What you said makes a lot of sense. But here’s the catch: it assumes OpenAI checked the licensing for all the stuff they grabbed. And I can guarantee you they didn’t.
It’s damn near impossible to automatically check the licensing for all the stuff they got she we know for a fact they got stuff whose licensing does not allow it to be used this way. Microsoft has already been sued for Copilot, and these lawsuits will keep coming. Assuming they somehow managed to only grab legit material and they used excellent legal advisors that assured them out would stand in court, it’s definitely impossible to tell what piece of what goes where after it becomes a LLM token, and also impossible to tell what future lawsuits will decide about it.
Where does that leave OpenAI? With the good ol’ “I grabbed something off the internet because I could”. Why does that sound familiar? It’s something people have been doing since the internet was invented, it’s commonly referred to as “piracy”. But it’s supposed to be wrong and illegal. Well either it’s wrong and illegal for everybody or the other way around.

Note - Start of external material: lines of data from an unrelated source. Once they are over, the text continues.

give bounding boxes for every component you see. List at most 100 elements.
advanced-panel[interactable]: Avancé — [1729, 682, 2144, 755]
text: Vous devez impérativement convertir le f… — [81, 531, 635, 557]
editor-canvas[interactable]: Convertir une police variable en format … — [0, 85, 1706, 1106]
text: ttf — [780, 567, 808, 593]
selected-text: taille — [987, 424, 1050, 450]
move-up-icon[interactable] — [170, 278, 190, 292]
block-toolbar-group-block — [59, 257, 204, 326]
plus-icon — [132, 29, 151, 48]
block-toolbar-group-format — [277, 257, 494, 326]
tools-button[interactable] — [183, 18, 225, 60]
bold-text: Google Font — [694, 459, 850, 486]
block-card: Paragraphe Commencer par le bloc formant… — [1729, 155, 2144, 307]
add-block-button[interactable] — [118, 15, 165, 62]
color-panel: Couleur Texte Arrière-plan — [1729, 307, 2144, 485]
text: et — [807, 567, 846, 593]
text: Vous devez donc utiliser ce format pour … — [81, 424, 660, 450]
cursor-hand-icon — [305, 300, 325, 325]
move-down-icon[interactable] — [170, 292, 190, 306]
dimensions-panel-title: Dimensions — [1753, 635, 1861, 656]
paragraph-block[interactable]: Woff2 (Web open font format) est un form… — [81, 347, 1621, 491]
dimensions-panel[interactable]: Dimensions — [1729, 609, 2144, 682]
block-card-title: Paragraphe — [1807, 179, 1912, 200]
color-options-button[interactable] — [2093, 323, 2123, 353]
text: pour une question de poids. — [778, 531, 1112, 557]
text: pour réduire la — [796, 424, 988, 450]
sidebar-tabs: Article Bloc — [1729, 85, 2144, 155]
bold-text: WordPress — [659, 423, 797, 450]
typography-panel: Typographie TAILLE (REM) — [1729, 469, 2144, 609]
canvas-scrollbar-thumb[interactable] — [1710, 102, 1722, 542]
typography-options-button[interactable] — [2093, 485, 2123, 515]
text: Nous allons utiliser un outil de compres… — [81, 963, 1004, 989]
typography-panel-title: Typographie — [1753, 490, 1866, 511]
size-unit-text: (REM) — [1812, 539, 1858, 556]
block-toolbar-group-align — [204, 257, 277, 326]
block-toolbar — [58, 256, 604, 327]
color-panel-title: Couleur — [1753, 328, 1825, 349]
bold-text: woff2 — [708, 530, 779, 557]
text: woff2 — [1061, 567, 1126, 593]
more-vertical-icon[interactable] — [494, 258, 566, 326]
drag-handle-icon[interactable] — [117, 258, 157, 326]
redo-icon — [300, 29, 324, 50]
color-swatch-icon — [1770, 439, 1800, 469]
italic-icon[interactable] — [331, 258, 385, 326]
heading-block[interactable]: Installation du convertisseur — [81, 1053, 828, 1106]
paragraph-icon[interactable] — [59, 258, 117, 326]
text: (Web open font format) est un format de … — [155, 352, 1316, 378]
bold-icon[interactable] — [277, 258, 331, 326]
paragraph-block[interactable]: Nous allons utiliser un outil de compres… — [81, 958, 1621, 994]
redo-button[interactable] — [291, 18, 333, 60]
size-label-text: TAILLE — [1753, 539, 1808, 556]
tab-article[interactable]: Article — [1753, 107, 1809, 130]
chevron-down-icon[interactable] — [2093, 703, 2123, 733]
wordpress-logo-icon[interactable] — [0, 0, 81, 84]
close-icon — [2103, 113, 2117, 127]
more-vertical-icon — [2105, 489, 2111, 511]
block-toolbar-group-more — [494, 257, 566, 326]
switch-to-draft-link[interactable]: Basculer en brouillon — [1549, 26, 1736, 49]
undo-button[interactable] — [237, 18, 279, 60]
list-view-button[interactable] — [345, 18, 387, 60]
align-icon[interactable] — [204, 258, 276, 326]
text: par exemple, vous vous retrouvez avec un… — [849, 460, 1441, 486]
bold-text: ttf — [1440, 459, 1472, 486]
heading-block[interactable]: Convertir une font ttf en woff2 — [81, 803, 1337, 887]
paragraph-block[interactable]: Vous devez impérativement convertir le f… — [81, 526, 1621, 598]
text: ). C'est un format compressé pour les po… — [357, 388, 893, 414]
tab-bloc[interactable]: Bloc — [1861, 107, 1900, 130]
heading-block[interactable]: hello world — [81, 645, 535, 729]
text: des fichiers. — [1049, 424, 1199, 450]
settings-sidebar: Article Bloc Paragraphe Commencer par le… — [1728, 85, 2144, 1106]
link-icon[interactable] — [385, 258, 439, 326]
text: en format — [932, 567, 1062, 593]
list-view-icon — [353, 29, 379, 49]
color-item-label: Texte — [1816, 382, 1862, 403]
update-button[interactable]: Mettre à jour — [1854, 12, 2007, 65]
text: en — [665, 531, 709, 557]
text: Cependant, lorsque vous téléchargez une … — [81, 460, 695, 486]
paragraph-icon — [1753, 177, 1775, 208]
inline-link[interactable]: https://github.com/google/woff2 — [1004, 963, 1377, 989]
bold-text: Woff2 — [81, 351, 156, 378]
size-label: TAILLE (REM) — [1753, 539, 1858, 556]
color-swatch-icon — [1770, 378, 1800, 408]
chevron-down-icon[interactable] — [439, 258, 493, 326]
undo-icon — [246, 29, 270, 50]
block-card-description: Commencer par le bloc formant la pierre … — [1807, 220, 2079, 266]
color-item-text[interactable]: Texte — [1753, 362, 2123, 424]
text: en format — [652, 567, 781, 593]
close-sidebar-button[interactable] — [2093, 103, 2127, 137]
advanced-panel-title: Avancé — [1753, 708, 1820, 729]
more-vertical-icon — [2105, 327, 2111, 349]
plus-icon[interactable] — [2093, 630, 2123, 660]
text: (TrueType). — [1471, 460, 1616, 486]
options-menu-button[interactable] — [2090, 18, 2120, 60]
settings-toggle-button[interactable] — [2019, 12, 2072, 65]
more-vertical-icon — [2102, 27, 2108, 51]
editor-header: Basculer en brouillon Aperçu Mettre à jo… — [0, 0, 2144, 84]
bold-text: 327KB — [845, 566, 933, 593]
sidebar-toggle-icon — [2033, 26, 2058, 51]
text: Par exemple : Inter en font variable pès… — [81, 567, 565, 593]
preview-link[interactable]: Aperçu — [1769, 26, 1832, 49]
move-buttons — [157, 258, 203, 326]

The difference between piracy and having your content used for training a generative model, is that in the latter case, the content isn’t redistributed. It’s like downloading a movie from netflix (and eventually distributing it for free) vs watching a movie on netflix and using it as inspiration to make your own movie.
The legality of it all is unclear and most of that is because the technology evolved so quickly that the legal framework is just not equipped to deal with it. Despite the obvious moral issues with scraping artist’s content.
It’s wild to see people in the piracy community of all places have an issue with someone benefiting from data they got online for free.
Many of us are sharing without reward and have strong ethical beliefs regarding for-profit distribution of material versus non-profit sharing.
The difference is that they are profitting from other people’s work and properties, I don’t profit from watching a movie or playing a game for free, I just save some money.
You do if you make games or movies and those things give you inspiration.
This is just how learning is done though, whether it’s AI or human.
Absolutely not comparable. Inspiration and an amalgation of everything a LLM consumes are completely different things.
I’d argue that what we do is an amalgamation of what we are exposed to, to a great extent. And we are exposed to way less information than a LLM.
It really isn’t that bonkers. A lot software thought is about licensing. See GPL and Creative Commons and all that stuff thats all about how things can be profited from/responsibilities around it. Benefiting from free data is one thing. Privately profiting at the expense or not sharing the capability/advances that came from it is another. Willing to bet there’s GPL violations via the training sets.
Is it even possible to attach licenses to text posts on social media?